On pourrait sans peine aligner d’autres exemples de telles implications suisses dans la traite atlantique, l’esclavage et la colonisation. En prendre la mesure ou en apprécier la portée sont des exercices plus difficiles. Si l’on s’y risque, le principal piège à éviter est d’exagérer aujourd’hui ce qui auparavant était ignoré et minimisé. L’une des manières de ne pas y tomber est de comparer l'implication économique de la Suisse avec celle d'une puissance coloniale représentative, telle la Grande-Bretagne. Son empire dura longtemps, s’étendit à tous les continents, revêtit toutes les formes imaginables et fut le lieu d’une intense circulation d’hommes, de marchandises et de capitaux. Une telle comparaison révèle une Suisse relativement peu engagée dans l’expansion outre-mer de l’Europe. Au XVIIIe siècle, à l’apogée de la traite des Noirs, les Britanniques notamment organisèrent le transport à travers l’Atlantique de 40% des six millions de captives et captifs africains embarqués pour être réduits en esclavage dans les Amériques, mais les Suisses moins de 1%.

Profil du massif éthiopien – sol et habitants. Infographie de George Montandon, 1912, lithographie tirée de son article «Traversée du massif éthiopien, du désert somali à la plaine du Soudan (1909-1911). Étude comparée des zones parcourues et de leurs habitants», paru dans Le Globe. Revue genevoise de géographie, tome 51, 1912, pp. 47-64 (Ecole Normale Supérieure de Lyon; persee.fr, DOI: 10.3406/globe.1912.5239).
Profil du massif éthiopien – sol et habitants. Infographie de George Montandon, 1912, lithographie tirée de son article «Traversée du massif éthiopien, du désert somali à la plaine du Soudan (1909-1911). Étude comparée des zones parcourues et de leurs habitants»paru dans Le Globe. Revue genevoise de géographie, tome 51, 1912, pp. 47-64 (Ecole Normale Supérieure de Lyon; persee.fr, DOI: 10.3406/globe.1912.5239). […]

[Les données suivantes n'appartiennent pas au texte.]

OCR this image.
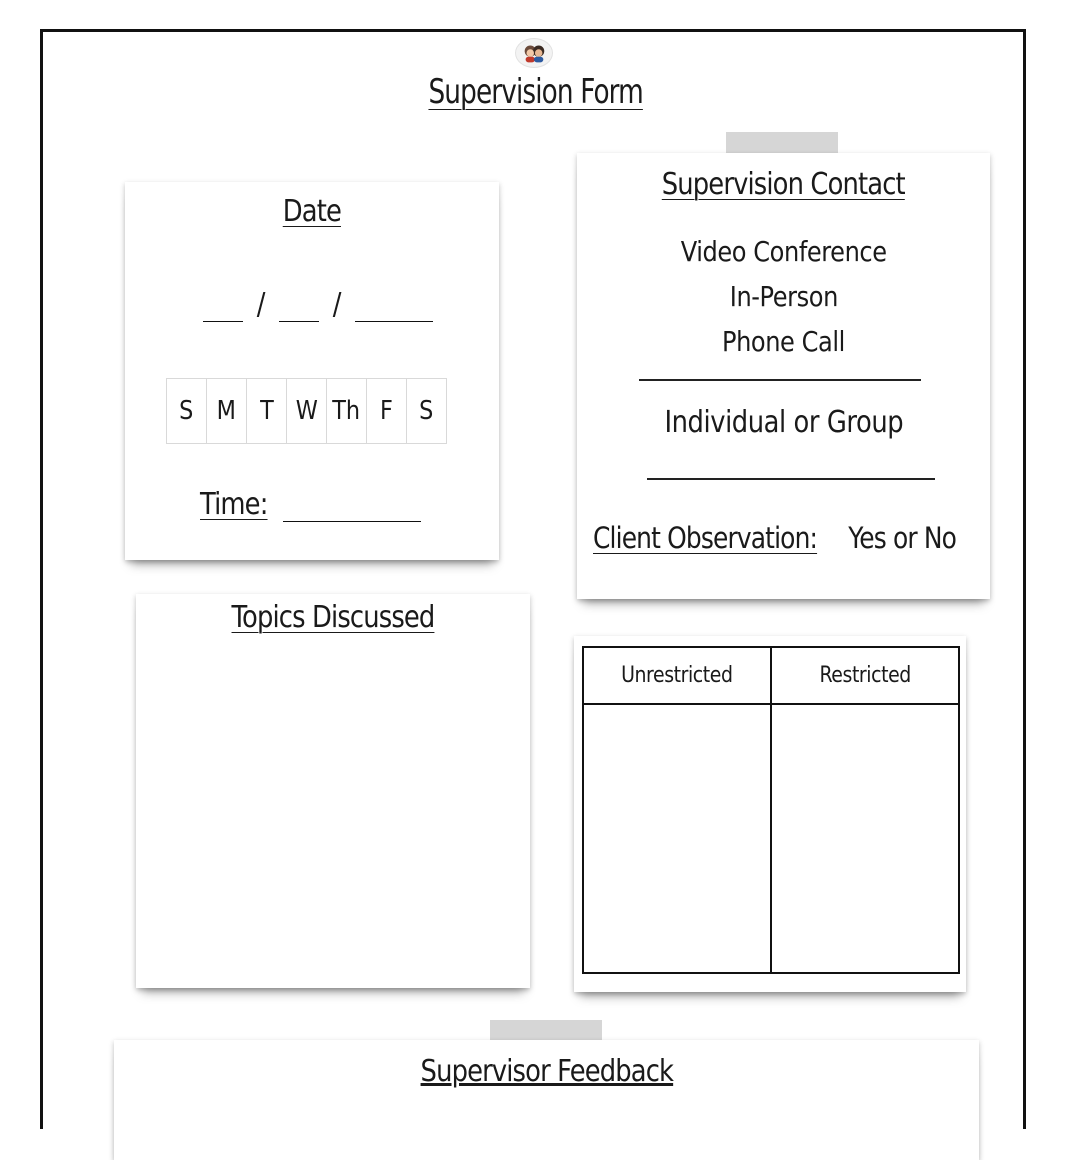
Supervision Form
Date
/ /
S M T W Th F S
Time:
Supervision Contact
Video Conference
In-Person
Phone Call
Individual or Group
Client Observation: Yes or No
Topics Discussed
Unrestricted	Restricted
Supervisor Feedback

Si les relations entre la Suisse et l’outre-mer, ainsi considérées, apparaissent si réduites, c’est en grande partie parce qu’elles furent indirectes et occasionnelles. Il apparaît ainsi, pour prendre l’exemple de la traite atlantique, que les Suisses n'étaient en fin de compte que des commerçants d'esclaves de circonstance et que ce type de négoce ne représentait qu’une fraction réduite ou marginale de leurs activités économiques. Leur participation à la traite atlantique fut tardive et brève: elle commença deux siècles et demi après la première expédition vers les Amériques et elle ne dura qu’un demi-siècle. La seconde moitié du XVIIIe siècle, phase durant laquelle les Suisses s’engagèrent activement dans la traite, fut marquée d’une part par l’intensification du «trafic honteux», synonyme d’immobilisation de capitaux importants et de forte concurrence, et d’autre part par une accentuation des risques inhérents à la traite. Pour les Suisses, la fourniture de cargaisons fut une forme de participation à l’esclavage des Noirs qui revêtit une importance beaucoup plus grande – par les hommes, les marchandises et les capitaux mobilisés – que leur engagement financier dans la traite atlantique, et ce probablement parce que les profits à engranger par le fret étaient, si ce n’est plus élevés, du moins beaucoup plus sûrs que ceux du commerce des esclaves proprement dit.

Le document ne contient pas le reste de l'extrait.